His May 21 special-election opponent, Democrat Susan Boser, made high-speed broadband and other infrastructure improvements, supported by a severance tax on fracking, a centerpiece of her unsuccessful campaign.
— On spinning wheels: Ruddock said the county has spent $2.5 million on high-speed fiber optic cable alone to improve broadband for first responders. But he expressed frustration that the county has not been able to extend the cable into homes, businesses and schools. (Indiana University of Pennsylvania is a notable exception: It is wired with fiber-optic cable provided by the Keystone Initiative for Network Based Education and Research, a Pennsylvania-based non-profit, membership-based statewide research, education, and community network.)
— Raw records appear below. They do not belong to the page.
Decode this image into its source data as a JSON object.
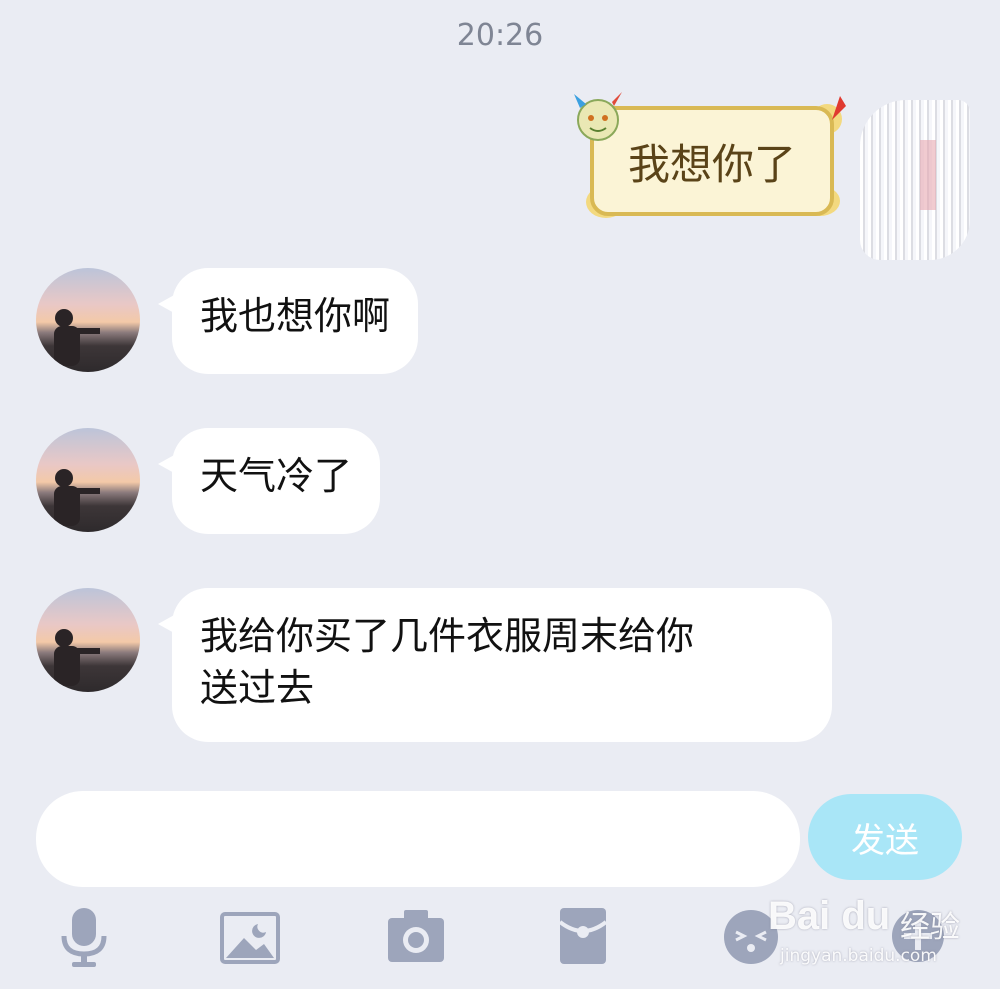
{
  "header": {
    "timestamp": "20:26"
  },
  "messages": {
    "sent": [
      {
        "text": "我想你了"
      }
    ],
    "received": [
      {
        "text": "我也想你啊"
      },
      {
        "text": "天气冷了"
      },
      {
        "text_line1": "我给你买了几件衣服周末给你",
        "text_line2": "送过去"
      }
    ]
  },
  "input": {
    "placeholder": "",
    "send_label": "发送"
  },
  "toolbar": [
    "microphone-icon",
    "image-icon",
    "camera-icon",
    "red-packet-icon",
    "emoji-icon",
    "plus-icon"
  ],
  "watermark": {
    "logo": "Bai du",
    "text": "经验",
    "url": "jingyan.baidu.com"
  },
  "colors": {
    "background": "#eaecf3",
    "bubble": "#ffffff",
    "send_button": "#a9e6f7",
    "icon": "#9da5bb"
  }
}
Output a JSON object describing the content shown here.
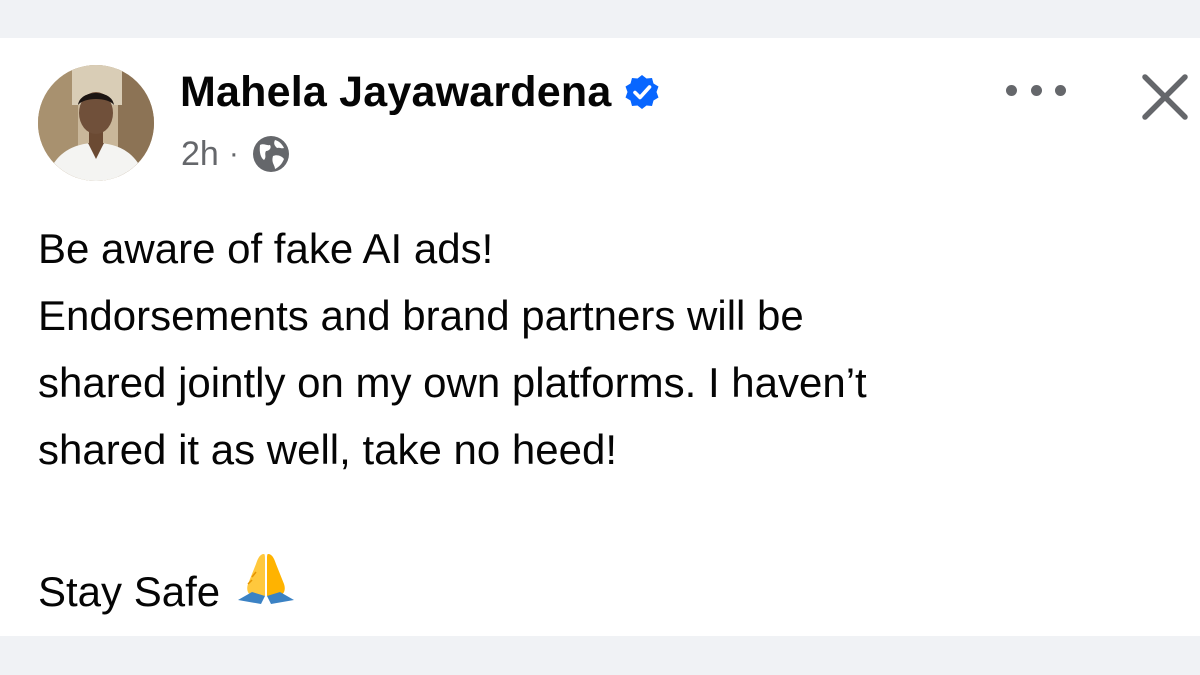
{
  "post": {
    "author_name": "Mahela Jayawardena",
    "timestamp": "2h",
    "separator": "·",
    "audience_icon": "globe-icon",
    "verified_icon": "verified-badge-icon",
    "lines": [
      "Be aware of fake AI ads!",
      "Endorsements and brand partners will be",
      "shared jointly on my own platforms. I haven’t",
      "shared it as well, take no heed!"
    ],
    "sign_off": "Stay Safe",
    "sign_off_emoji": "folded-hands-icon"
  },
  "actions": {
    "more_icon": "more-options-icon",
    "close_icon": "close-icon"
  },
  "colors": {
    "page_background": "#f0f2f5",
    "card_background": "#ffffff",
    "text_primary": "#050505",
    "text_secondary": "#65676b",
    "verified_blue": "#0866ff"
  }
}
— On the precedent of rural electrification: “Broadband is not unlike water, sewer, electricity,” Ruddock said, citing the successful extension of electric power to the nation’s heartland during the Great Depression.
The Rural Electrification Act of 1936 created a system of electric power cooperatives, most of which still operate. Rural electrification improved the quality of life for farmers, and it increased their competitiveness and productivity.
Similar efforts to bring broadband service to rural communities recently reported collective benefits exceeding public investments in as little as one year.
IN INDIANA COUNTY, Ruddock’s impatience is showing.
“If we had leadership in business and government, they could have fixed it sooner than now,” Ruddock said.
David Loomis, Ph.D., emeritus professor of journalism at Indiana University of Pennsylvania, is editor of The HawkEye.